Our flagship composite breed, the AACo Composite, thrive in northern Australia, are highly fertile and productive and are well suited to enter AACo’s grain finished beef brands. Our composite cattle are renowned for their fertility, growth, ability to thrive in tropical and temperate production systems, superior feedlot performance and excellent carcase characteristics. The composite was developed by combining the best of two legacy composites the Barkly Composite and the Gulf Composite.
Brahman and Brahman-cross breeds are a valuable part of AACo’s northern herd. They are a tough breed, with natural resistance to parasites and are highly suitable for tropical environments.
The AACo Westholme Wagyu herd contains the most highly credentialed fullblood Japanese Black Wagyu sires and breeding females to ever leave Japan.

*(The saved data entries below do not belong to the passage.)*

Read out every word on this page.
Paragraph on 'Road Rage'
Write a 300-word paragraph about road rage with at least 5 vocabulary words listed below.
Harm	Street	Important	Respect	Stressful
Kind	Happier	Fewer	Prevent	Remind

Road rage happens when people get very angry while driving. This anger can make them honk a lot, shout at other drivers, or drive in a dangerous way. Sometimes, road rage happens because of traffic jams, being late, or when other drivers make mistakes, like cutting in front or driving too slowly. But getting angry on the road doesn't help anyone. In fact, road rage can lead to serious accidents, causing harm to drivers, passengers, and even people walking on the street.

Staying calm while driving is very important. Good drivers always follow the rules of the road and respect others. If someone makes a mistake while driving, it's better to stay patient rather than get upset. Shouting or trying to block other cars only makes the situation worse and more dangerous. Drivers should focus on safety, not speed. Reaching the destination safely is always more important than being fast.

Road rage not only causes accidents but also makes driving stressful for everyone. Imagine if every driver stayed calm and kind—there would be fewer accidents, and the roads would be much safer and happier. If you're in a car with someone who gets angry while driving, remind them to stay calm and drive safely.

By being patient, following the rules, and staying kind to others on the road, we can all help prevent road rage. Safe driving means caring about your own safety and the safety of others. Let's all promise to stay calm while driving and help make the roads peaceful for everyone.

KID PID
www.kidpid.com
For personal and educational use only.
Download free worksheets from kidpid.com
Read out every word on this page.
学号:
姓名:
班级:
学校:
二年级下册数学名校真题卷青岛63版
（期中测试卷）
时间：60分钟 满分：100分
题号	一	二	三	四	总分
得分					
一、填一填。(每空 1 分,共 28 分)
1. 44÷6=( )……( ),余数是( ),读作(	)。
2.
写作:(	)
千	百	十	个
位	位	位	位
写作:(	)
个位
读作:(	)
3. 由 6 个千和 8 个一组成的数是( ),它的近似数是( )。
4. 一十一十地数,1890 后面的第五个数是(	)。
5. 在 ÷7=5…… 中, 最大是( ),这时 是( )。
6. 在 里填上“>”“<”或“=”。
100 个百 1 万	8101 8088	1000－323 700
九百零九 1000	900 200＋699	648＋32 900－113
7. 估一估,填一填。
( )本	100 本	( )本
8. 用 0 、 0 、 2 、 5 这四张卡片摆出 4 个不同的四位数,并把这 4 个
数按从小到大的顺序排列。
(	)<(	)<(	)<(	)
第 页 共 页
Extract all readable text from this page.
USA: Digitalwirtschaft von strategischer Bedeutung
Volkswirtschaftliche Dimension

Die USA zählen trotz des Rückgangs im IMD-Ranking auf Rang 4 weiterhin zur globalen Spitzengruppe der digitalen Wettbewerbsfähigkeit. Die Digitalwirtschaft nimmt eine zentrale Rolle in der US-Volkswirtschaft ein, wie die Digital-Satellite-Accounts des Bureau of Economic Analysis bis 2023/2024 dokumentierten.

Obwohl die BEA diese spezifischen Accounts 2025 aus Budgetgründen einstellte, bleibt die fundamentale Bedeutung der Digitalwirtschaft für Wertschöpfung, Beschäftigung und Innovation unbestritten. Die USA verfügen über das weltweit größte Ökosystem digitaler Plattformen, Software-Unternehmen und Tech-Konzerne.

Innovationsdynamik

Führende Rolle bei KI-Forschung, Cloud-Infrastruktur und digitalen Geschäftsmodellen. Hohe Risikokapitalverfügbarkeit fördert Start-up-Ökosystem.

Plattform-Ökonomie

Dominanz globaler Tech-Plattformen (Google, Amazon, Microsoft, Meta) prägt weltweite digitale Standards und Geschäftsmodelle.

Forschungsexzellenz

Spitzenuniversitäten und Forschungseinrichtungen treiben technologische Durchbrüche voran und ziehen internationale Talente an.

In 1997 and 1998 Westholme Wagyu imported 84 Japanese born Black-haired Wagyu females from Hokkaido in northern Japan, to USA. The Westholme import of females is believed to represent 46 per cent of all fullblood Japanese Black Wagyu females (184) imported to USA from Japan.
The Westholme imports are significant because of the value and diversity of the genetic lines imported. These include 11 Hongen-registered (the highest Japanese ranking for cattle) Kedaka females of 28 total Kedaka, 12 Tajiri females & 44 Fujiyoshi females. Diversity of lines is critical because of the high level of in-breeding in the Tajiri and Fujiyoshi (Shimane) lines of cattle previously exported from Japan.
For production of fullblood Wagyu outside Japan, the Kedaka females give the frame size, body volume and maternal traits (milk) to raise 400kg+ carcases out of dams which can produce in the paddock when mated to Tajiri sires such as Kitateruyasu-Doi.
These females are amongst the biggest to ever leave Japan and many of them excel in milking and thus have become important to develop heavy, well-marbled fullblood carcases.
Other important females exported from Japan include daughters of Kikuyasu, Tanahide, Yasukane and Shin 4 (Tajiri line) as well as daughters of Kitaguni 7 & 8, Itokitazuru, Hirata and Itoyoshihiro of the Fujiyoshi bloodline from Shimane prefecture.